Effect of Biochar on Labile Organic Carbon Fractions and Soil Carbon Pool Management Index

Abstract

Biochar is useful for soil organic carbon (SOC) sequestration. However, the effects of biochar aging and addition rates on SOC stabilization are unclear. A field experiment with four biochar application rates (0% (control), 1% (LB), 2% (MB), and 4% (HB) of dry fluvo-aquic soil) was conducted. Soil samples were sampled after 8, 12, and 24 months of its application to clarify the question. In general, SOC gradually increased with the biochar application rate. SOC with HB was higher than that in other treatments, while the ratio of microbial biomass carbon (MBC)/SOC and readily oxidizable carbon (ROC)/SOC with HB was lower than that in other treatments (p < 0.05), indicating a positive effect of HB for C stabilization over time. The effects of biochar on the soil carbon pool management index (CPMI) changed from negative to positive after 8 and 24 months of biochar application. The activities of β-D-glucosidase (βG), cellobiohydrolase (CBH), and β-N-acetylglucosaminidase (NAG) under HB were higher than with other treatments after 12 and 24 months of biochar application (p < 0.05) and negatively correlated with the ratio of MBC/SOC and ROC/SOC over time. The CPMI was positively related with βG and CBH activities after 8 and 24 months of biochar application, respectively (p < 0.05). HB increased the relative abundance of oligotrophs, including Acidobacteria, Actinobacteria, and Chloroflexi, but decreased the relative abundance of copiotrophs, including γ-Proteobacteria and Bacteroidetes over time (p < 0.05).
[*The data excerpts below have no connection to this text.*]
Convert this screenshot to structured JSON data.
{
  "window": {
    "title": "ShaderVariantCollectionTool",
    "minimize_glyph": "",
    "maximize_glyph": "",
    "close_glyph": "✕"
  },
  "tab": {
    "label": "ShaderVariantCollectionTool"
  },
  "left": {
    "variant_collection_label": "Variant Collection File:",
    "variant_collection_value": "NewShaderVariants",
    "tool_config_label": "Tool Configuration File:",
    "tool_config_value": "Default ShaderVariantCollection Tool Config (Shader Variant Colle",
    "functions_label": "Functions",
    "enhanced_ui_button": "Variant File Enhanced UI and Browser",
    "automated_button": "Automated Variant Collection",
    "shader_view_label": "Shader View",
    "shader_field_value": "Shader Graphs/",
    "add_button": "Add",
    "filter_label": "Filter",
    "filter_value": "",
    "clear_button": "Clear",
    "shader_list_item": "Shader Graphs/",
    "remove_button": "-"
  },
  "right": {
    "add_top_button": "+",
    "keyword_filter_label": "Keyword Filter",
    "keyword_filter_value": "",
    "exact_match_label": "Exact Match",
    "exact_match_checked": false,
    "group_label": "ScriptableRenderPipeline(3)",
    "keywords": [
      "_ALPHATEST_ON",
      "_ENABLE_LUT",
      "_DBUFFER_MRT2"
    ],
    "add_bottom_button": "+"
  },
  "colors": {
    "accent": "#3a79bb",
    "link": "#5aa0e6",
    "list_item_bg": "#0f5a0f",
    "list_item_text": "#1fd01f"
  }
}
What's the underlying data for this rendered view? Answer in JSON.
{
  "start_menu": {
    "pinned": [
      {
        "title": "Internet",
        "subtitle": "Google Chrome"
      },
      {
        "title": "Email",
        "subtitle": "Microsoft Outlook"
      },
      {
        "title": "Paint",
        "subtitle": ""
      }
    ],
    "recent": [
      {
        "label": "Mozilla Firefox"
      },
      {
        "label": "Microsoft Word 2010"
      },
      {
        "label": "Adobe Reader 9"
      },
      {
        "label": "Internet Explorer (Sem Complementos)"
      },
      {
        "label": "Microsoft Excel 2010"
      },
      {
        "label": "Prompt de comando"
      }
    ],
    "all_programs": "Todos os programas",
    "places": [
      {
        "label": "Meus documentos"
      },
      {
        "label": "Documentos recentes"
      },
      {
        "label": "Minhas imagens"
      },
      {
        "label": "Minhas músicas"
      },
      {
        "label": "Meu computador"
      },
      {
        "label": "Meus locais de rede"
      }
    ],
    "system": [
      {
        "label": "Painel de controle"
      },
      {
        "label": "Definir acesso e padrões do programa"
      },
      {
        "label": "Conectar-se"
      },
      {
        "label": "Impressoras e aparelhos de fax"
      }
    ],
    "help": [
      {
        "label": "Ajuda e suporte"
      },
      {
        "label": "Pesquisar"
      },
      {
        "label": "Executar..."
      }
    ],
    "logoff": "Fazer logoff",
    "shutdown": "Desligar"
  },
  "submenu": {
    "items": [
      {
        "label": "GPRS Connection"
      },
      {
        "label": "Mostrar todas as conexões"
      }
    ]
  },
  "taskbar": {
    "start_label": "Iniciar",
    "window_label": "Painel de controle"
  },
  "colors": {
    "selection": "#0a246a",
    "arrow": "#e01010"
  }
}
The ratio of dissolved organic carbon (DOC)/SOC was positively correlated with the bacterial oligotroph/copiotroph ratio and significantly affected the oligotrophic and copiotrophic bacterial communities, especially after 8 and 12 months of biochar application (p < 0.05). These findings reinforce that increasing the biochar application rate and time enhances SOC stabilization by decreasing the proportions of labile organic carbon and making oligotrophic/copiotrophic communities and enzyme activities more conducive to C sequestration.